"It was not in that way I meant you were not fitted for it. I meant that you were fitted for something better. Why, Ruth, you are better educated than I am!"

"But if nobody will allow me to teach?—for that is what I suppose you mean. Besides, I feel as if all my education would be needed to make me a good sick nurse."

"Your knowledge of Latin, for instance," said Jemima, hitting, in her vexation at the plan, on the first acquirement of Ruth she could think of.

"Well!" said Ruth, "that won't come amiss; I can read the prescriptions."

"Which the doctors would rather you did not do."

"Still, you can't say that any knowledge of any kind will be in my way, or will unfit me for my work."

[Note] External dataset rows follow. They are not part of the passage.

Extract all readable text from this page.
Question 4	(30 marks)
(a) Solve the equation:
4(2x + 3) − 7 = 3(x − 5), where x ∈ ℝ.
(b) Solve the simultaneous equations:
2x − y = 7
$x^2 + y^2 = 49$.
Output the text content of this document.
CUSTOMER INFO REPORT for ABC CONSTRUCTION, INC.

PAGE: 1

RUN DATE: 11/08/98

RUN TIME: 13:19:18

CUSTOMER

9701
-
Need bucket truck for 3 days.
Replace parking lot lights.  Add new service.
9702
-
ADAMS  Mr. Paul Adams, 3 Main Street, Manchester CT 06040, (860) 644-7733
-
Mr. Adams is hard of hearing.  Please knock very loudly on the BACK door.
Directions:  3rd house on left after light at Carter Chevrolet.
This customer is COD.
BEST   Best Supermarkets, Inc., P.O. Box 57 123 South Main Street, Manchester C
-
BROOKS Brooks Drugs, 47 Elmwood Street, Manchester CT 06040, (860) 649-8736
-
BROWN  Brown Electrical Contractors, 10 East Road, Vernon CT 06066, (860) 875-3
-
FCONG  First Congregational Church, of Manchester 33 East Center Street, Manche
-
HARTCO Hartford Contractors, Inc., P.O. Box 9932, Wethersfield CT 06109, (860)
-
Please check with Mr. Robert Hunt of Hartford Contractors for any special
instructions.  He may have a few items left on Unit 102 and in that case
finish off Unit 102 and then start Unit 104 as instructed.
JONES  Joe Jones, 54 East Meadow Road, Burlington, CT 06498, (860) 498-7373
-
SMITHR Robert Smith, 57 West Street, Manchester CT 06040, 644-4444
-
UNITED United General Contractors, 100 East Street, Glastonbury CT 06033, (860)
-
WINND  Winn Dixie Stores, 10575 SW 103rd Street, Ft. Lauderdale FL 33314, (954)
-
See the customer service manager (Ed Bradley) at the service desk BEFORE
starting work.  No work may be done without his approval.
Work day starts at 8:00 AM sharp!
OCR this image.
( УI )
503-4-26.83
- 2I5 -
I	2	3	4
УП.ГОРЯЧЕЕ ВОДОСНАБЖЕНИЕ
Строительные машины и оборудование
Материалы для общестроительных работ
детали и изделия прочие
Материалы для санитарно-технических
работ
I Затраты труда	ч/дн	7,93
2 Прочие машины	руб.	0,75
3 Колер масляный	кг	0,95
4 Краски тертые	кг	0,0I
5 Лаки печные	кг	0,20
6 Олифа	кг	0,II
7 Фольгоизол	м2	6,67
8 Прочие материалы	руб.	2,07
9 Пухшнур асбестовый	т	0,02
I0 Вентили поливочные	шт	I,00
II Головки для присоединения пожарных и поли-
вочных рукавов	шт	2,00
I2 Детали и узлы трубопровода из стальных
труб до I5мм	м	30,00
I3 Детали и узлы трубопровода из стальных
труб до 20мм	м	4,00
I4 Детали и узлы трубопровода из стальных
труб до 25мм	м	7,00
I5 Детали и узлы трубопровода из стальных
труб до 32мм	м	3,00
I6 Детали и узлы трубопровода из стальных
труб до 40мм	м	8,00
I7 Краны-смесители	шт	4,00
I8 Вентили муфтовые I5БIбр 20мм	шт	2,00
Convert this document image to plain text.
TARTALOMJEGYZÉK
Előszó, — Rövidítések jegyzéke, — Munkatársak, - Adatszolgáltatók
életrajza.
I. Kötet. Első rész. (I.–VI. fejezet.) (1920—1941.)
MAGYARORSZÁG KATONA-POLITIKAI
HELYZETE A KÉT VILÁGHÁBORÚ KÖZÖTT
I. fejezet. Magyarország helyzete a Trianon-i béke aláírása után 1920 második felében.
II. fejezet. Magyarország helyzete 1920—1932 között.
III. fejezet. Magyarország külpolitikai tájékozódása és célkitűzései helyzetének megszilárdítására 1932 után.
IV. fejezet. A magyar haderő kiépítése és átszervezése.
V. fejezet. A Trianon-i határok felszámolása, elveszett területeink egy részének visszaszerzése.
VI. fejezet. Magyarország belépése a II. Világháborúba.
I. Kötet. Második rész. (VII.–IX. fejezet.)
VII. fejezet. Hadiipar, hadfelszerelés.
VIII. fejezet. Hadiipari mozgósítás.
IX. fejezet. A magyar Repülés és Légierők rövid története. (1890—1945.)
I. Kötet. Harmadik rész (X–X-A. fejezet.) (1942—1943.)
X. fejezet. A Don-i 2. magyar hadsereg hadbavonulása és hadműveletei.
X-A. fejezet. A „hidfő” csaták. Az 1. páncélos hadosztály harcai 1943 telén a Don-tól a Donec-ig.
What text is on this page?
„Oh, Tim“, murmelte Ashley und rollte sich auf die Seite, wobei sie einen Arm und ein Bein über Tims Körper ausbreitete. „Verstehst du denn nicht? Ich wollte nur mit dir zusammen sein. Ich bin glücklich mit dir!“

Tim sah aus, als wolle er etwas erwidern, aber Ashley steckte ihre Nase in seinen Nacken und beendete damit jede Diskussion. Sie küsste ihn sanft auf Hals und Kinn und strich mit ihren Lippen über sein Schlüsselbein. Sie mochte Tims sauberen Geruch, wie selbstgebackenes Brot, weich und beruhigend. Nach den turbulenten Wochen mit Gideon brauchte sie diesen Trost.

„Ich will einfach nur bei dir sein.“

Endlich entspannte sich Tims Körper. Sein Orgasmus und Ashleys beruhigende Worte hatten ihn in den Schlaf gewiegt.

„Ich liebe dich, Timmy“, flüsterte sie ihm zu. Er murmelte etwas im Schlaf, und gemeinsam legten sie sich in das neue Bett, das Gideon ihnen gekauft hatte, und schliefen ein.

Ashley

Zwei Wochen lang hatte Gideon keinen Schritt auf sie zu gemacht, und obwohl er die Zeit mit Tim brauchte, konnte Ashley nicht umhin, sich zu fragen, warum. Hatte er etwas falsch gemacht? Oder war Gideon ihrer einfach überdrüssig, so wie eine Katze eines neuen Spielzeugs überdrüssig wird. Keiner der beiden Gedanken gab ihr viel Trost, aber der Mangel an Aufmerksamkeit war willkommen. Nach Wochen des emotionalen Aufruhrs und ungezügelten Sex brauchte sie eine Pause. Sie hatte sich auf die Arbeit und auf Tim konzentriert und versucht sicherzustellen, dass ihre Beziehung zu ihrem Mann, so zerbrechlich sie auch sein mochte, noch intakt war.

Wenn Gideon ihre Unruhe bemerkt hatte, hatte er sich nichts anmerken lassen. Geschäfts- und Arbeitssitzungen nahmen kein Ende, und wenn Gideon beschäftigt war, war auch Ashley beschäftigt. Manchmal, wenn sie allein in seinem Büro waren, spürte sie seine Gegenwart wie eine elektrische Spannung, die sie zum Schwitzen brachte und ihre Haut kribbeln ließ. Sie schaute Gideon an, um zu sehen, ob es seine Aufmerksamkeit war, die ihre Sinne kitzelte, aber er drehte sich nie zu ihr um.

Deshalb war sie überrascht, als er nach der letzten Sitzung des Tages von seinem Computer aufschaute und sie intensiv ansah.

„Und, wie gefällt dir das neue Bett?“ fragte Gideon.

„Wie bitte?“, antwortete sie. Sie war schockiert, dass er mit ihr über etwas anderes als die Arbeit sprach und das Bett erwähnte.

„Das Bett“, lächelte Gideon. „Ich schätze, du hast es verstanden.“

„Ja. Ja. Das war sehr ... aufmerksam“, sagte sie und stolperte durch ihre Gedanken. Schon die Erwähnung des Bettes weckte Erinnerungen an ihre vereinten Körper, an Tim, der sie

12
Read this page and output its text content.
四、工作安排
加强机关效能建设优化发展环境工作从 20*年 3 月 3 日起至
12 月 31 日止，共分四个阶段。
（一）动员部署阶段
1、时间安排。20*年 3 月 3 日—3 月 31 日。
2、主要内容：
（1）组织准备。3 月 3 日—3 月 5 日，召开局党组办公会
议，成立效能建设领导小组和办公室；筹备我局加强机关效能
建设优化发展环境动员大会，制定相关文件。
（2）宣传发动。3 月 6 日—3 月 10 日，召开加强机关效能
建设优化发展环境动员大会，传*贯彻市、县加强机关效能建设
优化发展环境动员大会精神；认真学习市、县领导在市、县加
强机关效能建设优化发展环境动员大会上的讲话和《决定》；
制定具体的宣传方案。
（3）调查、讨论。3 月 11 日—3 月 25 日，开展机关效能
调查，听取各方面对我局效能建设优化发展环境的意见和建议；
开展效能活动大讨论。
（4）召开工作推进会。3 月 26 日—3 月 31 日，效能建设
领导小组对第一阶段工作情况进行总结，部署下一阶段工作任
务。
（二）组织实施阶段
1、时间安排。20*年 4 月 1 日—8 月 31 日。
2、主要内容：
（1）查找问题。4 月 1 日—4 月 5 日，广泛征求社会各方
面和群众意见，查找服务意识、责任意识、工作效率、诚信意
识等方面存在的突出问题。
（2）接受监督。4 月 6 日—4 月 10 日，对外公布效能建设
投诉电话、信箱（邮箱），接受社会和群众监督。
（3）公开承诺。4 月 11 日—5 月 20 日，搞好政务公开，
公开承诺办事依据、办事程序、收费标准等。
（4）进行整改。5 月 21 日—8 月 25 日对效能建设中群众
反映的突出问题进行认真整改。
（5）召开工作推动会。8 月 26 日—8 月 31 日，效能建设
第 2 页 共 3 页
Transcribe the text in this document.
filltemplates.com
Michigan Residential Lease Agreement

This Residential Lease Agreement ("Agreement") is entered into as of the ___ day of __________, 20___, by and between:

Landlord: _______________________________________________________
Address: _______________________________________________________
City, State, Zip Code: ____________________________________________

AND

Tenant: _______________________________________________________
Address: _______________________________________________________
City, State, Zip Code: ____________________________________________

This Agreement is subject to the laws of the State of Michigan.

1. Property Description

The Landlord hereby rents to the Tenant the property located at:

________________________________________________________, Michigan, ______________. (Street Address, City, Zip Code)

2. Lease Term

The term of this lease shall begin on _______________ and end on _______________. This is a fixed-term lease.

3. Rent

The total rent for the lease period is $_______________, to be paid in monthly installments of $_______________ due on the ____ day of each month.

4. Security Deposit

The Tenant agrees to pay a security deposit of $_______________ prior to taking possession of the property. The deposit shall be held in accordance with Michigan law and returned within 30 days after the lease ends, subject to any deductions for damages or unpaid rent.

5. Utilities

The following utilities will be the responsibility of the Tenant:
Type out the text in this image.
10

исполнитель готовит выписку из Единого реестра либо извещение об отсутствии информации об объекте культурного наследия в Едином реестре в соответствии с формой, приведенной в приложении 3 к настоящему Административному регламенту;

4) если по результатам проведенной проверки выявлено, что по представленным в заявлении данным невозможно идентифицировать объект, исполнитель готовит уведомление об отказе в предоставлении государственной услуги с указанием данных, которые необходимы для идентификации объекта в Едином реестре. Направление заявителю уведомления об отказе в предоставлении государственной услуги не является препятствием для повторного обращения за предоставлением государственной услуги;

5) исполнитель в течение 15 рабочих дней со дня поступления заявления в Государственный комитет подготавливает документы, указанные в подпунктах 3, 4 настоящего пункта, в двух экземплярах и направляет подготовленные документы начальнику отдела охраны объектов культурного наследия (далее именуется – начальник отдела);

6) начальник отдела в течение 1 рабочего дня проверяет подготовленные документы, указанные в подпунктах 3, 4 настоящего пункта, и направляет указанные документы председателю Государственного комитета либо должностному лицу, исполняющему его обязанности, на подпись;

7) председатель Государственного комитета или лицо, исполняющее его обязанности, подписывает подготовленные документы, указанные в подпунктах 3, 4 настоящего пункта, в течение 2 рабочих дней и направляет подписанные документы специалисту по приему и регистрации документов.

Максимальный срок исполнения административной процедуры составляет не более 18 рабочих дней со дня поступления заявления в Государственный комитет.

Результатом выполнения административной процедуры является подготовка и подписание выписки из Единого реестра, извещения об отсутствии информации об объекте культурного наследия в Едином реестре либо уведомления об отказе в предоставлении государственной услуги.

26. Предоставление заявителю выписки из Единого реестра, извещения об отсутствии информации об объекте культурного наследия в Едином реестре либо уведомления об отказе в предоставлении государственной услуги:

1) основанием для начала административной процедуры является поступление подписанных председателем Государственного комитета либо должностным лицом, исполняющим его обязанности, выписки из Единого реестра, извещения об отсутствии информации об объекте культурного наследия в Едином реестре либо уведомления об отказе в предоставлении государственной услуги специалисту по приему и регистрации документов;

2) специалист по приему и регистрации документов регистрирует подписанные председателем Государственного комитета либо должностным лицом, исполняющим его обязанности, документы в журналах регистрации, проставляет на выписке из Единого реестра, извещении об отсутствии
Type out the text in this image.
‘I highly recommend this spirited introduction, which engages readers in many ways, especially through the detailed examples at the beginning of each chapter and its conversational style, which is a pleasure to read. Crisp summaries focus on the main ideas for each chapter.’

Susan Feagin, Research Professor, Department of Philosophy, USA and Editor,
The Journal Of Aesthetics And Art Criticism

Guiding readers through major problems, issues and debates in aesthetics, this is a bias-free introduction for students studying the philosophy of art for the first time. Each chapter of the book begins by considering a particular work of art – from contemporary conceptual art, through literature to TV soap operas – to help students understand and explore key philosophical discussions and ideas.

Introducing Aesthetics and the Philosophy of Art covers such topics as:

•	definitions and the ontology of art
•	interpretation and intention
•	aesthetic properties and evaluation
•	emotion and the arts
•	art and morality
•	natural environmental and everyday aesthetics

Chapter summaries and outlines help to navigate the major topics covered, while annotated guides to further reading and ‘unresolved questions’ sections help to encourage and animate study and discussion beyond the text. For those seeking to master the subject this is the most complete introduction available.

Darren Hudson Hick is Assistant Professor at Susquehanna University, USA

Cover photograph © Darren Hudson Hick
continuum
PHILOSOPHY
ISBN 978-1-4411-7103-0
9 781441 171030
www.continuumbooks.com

"Perhaps not. But all your taste and refinement will be in your way, and will unfit you."

"You have not thought about this so much as I have, or you would not say so. Any fastidiousness I shall have to get rid of, and I shall be better without; but any true refinement I am sure I shall find of use; for don't you think that every power we have may be made to help us in any right work, whatever that is? Would you not rather be nursed by a person who spoke gently and moved quietly about than by a loud bustling woman?"

"Yes, to be sure; but a person unfit for anything else may move quietly, and speak gently, and give medicine when the doctor orders it, and keep awake at night; and those are the best qualities I ever heard of in a sick nurse."

Ruth was quite silent for some time. At last she said: "At any rate it is work, and as such I am thankful for it. You cannot discourage me—and perhaps you know too little of what my life has been—how set apart in idleness I have been—to sympathise with me fully."